The obvious answer would be that we are attracted by the high growth rates achieved by some of the companies in the sector. While true it is really much more than this, it is the underlying changing market dynamics across the sector and the ability of these disrupting business models, enabled by technology, to continue to win market share despite the return of the traditional credit supply.
This market has developed by the coming together of a number of critical global trends. Trends such as a lack of innovation from traditional lenders, underlying customer dissatisfaction and trust issues with the banks, the availability of secure/scalable technology and the low returns from interest rates that both individuals and institutions are achieving.
Challenger banks have been in the market for a number of years now using perhaps more refined credit scoring techniques, however we believe the next wave will be technology led. These banks will use AI and predictive analytics to speed up their credit decisions and automate their processes offering real time decision making. Their use of cloud based technology platforms will make scaling these businesses a lot easier.
In addition to this there are a whole range of individual subsector trends that are fuelling the specific alternative finance categories, the changing habits of consumer purchases and the flexibility required by certain businesses around funding working capital.
Scalability – Technology platforms with automated processes and offering outstanding customer journey experiences are at the heart of what we look for. The ability to accelerate growth without an equivalent percentage increase in FTE’s is key to the success of our businesses.
Security – This is critical. Significant platform improvements, or rebuilds, are super expensive but not as expensive as creating user friction or losing customer data due to systems being compromised by hackers. According to IBM the average cost of a security breach per company across the globe has reached $3.8m – this has the potential to be much higher in the alternative finance market.
Brand versus the Commodity Business – As the market becomes more mature we enter into the commodity race / the race to the bottom. When assessing a business we need to understand how are businesses unique? What is the level of repeat business if any? How strong is the Brand? Does the business have standalone or alternative funding capacity? Are margins stable or increasing?
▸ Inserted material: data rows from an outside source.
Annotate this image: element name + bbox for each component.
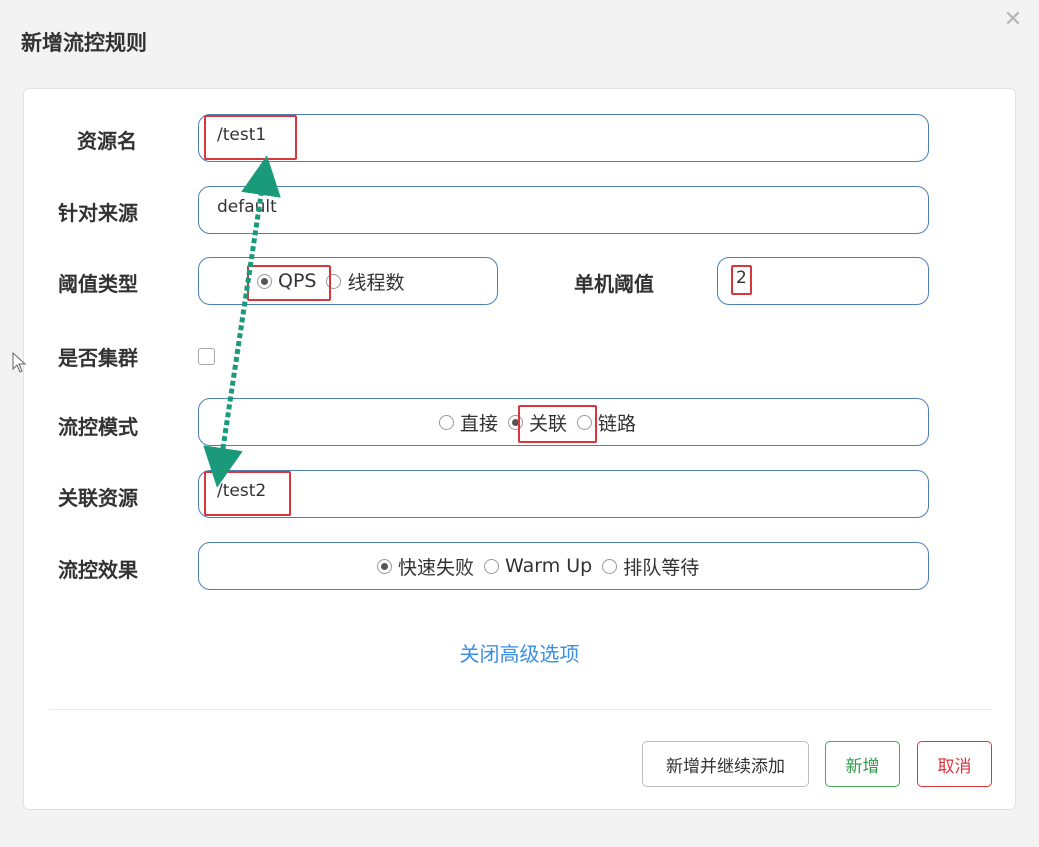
control-mode-label: 流控模式 [58, 415, 138, 439]
control-effect-radio-warm-up[interactable]: Warm Up [484, 555, 592, 577]
mouse-cursor-icon [12, 352, 27, 373]
radio-checked-icon [508, 414, 524, 430]
control-effect-label: 流控效果 [58, 558, 138, 582]
close-icon[interactable]: ✕ [998, 5, 1028, 35]
related-resource-value: /test2 [217, 481, 267, 501]
threshold-type-option-label: QPS [278, 270, 317, 292]
control-effect-group: 快速失败 Warm Up 排队等待 [198, 542, 929, 590]
radio-unchecked-icon [439, 414, 454, 430]
source-value: default [217, 197, 277, 217]
single-threshold-value: 2 [736, 268, 747, 288]
threshold-type-group: QPS 线程数 [198, 257, 498, 305]
control-effect-radio-fail-fast[interactable]: 快速失败 [377, 553, 474, 580]
related-resource-input[interactable]: /test2 [198, 470, 929, 518]
radio-unchecked-icon [577, 414, 593, 430]
resource-input[interactable]: /test1 [198, 114, 929, 162]
cancel-button[interactable]: 取消 [917, 741, 992, 787]
resource-value: /test1 [217, 125, 267, 145]
control-mode-radio-direct[interactable]: 直接 [439, 409, 498, 436]
radio-checked-icon [257, 273, 272, 289]
radio-unchecked-icon [484, 558, 500, 574]
control-effect-option-label: 快速失败 [398, 556, 475, 579]
radio-unchecked-icon [326, 273, 342, 289]
control-mode-option-label: 关联 [529, 412, 568, 435]
related-resource-label: 关联资源 [58, 486, 138, 510]
control-mode-option-label: 链路 [598, 412, 637, 435]
dialog-title: 新增流控规则 [21, 31, 147, 55]
source-label: 针对来源 [58, 201, 138, 225]
threshold-type-radio-qps[interactable]: QPS [257, 270, 316, 292]
close-advanced-options-link[interactable]: 关闭高级选项 [24, 638, 1015, 667]
control-effect-option-label: 排队等待 [623, 556, 700, 579]
resource-label: 资源名 [77, 129, 137, 153]
source-input[interactable]: default [198, 186, 929, 234]
control-mode-radio-chain[interactable]: 链路 [577, 409, 636, 436]
cluster-checkbox[interactable] [198, 348, 215, 365]
radio-checked-icon [377, 558, 392, 574]
threshold-type-radio-threads[interactable]: 线程数 [326, 268, 405, 295]
control-mode-radio-related[interactable]: 关联 [508, 409, 567, 436]
control-effect-radio-queue[interactable]: 排队等待 [602, 553, 699, 580]
cluster-label: 是否集群 [58, 346, 138, 370]
control-mode-group: 直接 关联 链路 [198, 398, 929, 446]
control-mode-option-label: 直接 [460, 412, 499, 435]
add-and-continue-button[interactable]: 新增并继续添加 [642, 741, 809, 787]
control-effect-option-label: Warm Up [505, 555, 593, 577]
threshold-type-option-label: 线程数 [347, 271, 405, 294]
threshold-type-label: 阈值类型 [58, 272, 138, 296]
form-panel: 资源名 /test1 针对来源 default 阈值类型 QPS 线程数 单机阈… [23, 88, 1016, 810]
single-threshold-label: 单机阈值 [574, 272, 654, 296]
radio-unchecked-icon [602, 558, 618, 574]
add-button[interactable]: 新增 [825, 741, 900, 787]
footer-divider [49, 709, 992, 710]
single-threshold-input[interactable]: 2 [717, 257, 929, 305]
Credit risk – Does the business assess or even take credit risk? Risks around the balance sheet are critical when assessing alternative finance providers. Some providers use SPV structures which have little or no recourse to the business itself, many act as a marketplace / online broker by, ‘clipping the ticket’ when matching the user and the lender on each transaction. The important point around assessing a broker is the extent to which they have the ability to assess the credit risk as well as their track record of ensuring defaults remain low.
Compliance – One area that we know is very much in focus for disruptive UK lending platforms is compliance. Fines / liabilities are large for non-compliant platforms, all parts of the lending food chain from aggregators, mortgage broker networks to lending institutions are rightly focused on ensuring any partner has compliance as a key area of focus. Compliance complexity is only likely to increase now that consumer credit regulation lies under the FCA rather than the OFT.
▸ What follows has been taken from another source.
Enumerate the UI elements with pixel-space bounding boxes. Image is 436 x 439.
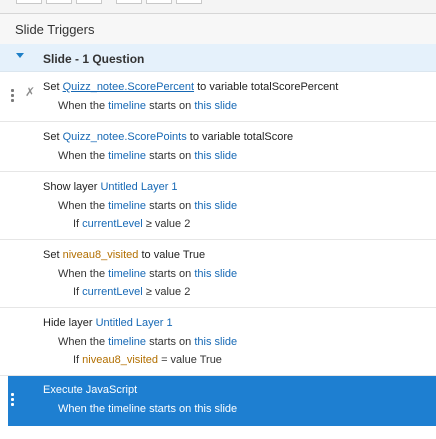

Andy Marsh of Beech Tree Private Equity says, “The UK lending sector has had and will continue to have a significant impact on the UK economy. In the UK we are in a very privileged position as we have one of the most sophisticated financial services markets in the world carrying with it market leading compliance techniques as well as huge funding pockets to tap. I am sure UK companies will continue their leadership in this sector and build these innovative alternative finance platforms.”